Já Luís Montenegro, presidente do PSD, anunciou no Twitter que o partido vai voltar a propor, em Setembro, a realização de um referendo sobre a legalização da morte medicamente assistida.

"O PSD tem razão. Basta de teimosia. A discussão da eutanásia deve sair das quatro paredes do Parlamento e ser alvo de um referendo", escreveu o líder social-democrata naquela rede social mal se soube da decisão dos juízes do Palácio Ratton. "A democracia directa é o espaço de uma discussão profunda e de uma decisão segura, visto que a pergunta tem de ser aprovada previamente pelo TC."

Terceira versão, segundo chumbo

Esta foi a segunda vez que os juízes do Palácio Ratton foram chamados pelo Presidente da República a analisar preventivamente o decreto da Assembleia da República que legaliza a prática da eutanásia. Em Março de 2021, o Tribunal Constitucional considerou “excessivamente indeterminado” o conceito de lesão definitiva de gravidade extrema que também tinha causado dúvidas ao chefe de Estado.

Nessa altura, apesar de o pedido de fiscalização preventiva da lei feito pelo Presidente da República não ter versado sobre a questão da inviolabilidade da vida humana, os juízes decidiram apreciá-la e concluíram que o art.º 24.º n.º 1 da Constituição “não constitui obstáculo inultrapassável”. Ou seja, abriram a porta a que a Assembleia da República legislasse sobre a matéria, mas pediram leis “claras, precisas, antecipáveis e controláveis”.

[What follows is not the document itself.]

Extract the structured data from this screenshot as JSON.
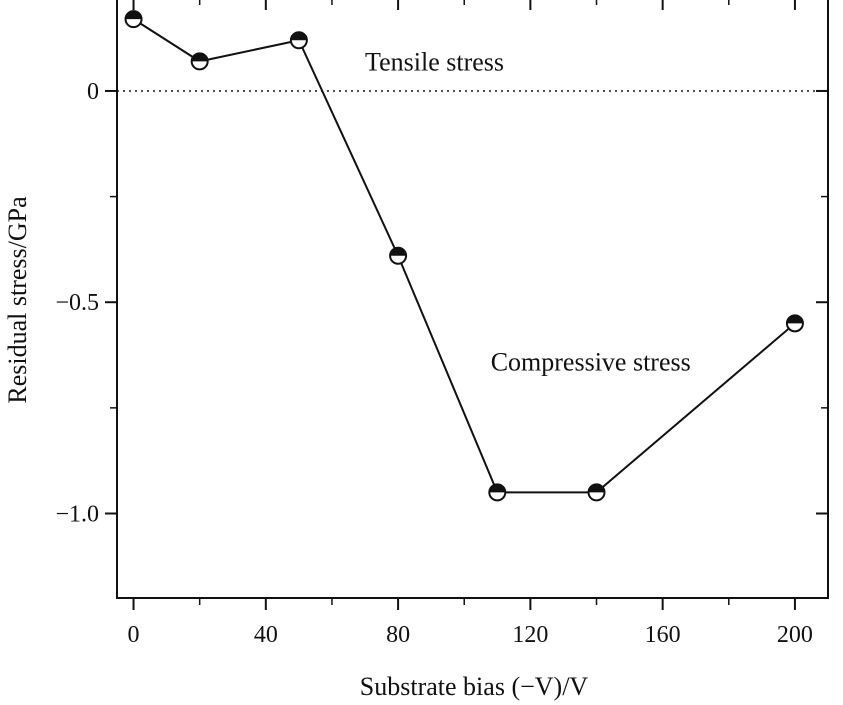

Foi isso que os deputados do PS, Bloco, PAN e IL tentaram fazer ainda na legislatura passada, quando a Assembleia da República tinha já data de dissolução prevista. Marcelo Rebelo de Sousa voltou a vetar o decreto, desta vez um veto político, alegando que a nova versão alargava o leque das situações abrangidas pela morte medicamente assistida porque deixava cair a exigência de uma “doença incurável e fatal”. O Parlamento “escolheu a versão mais ampla, mais liberal da morte medicamente assistida”, apontou então o Presidente.

Esta terceira versão foi aprovada em Dezembro no Parlamento a partir de um texto comum elaborado pelo PS com base também nas propostas do Bloco, PS, IL e PAN. Os deputados reformularam alguns conceitos, introduziram a possibilidade de acompanhamento psicológico ao longo do processo e prazos para as suas várias fases, incluindo um mínimo de dois meses entre o pedido de acesso à eutanásia e a concretização da morte, mas continuaram a bater o pé a Marcelo e não incluíram a exigência de doença fatal.

Para além das dúvidas sobre a reformulação dos conceitos, Marcelo também procurou o respaldo do TC porque um simples veto político e a devolução do diploma ao Parlamento permitiriam, caso o PS quisesse, que o texto acabasse por ser confirmado, já que o partido dispõe de maioria absoluta. Isso mesmo aconteceu a Cavaco Silva com o seu veto à adopção por casais do mesmo sexo em 2016, quando a esquerda se uniu para reconfirmar o diploma.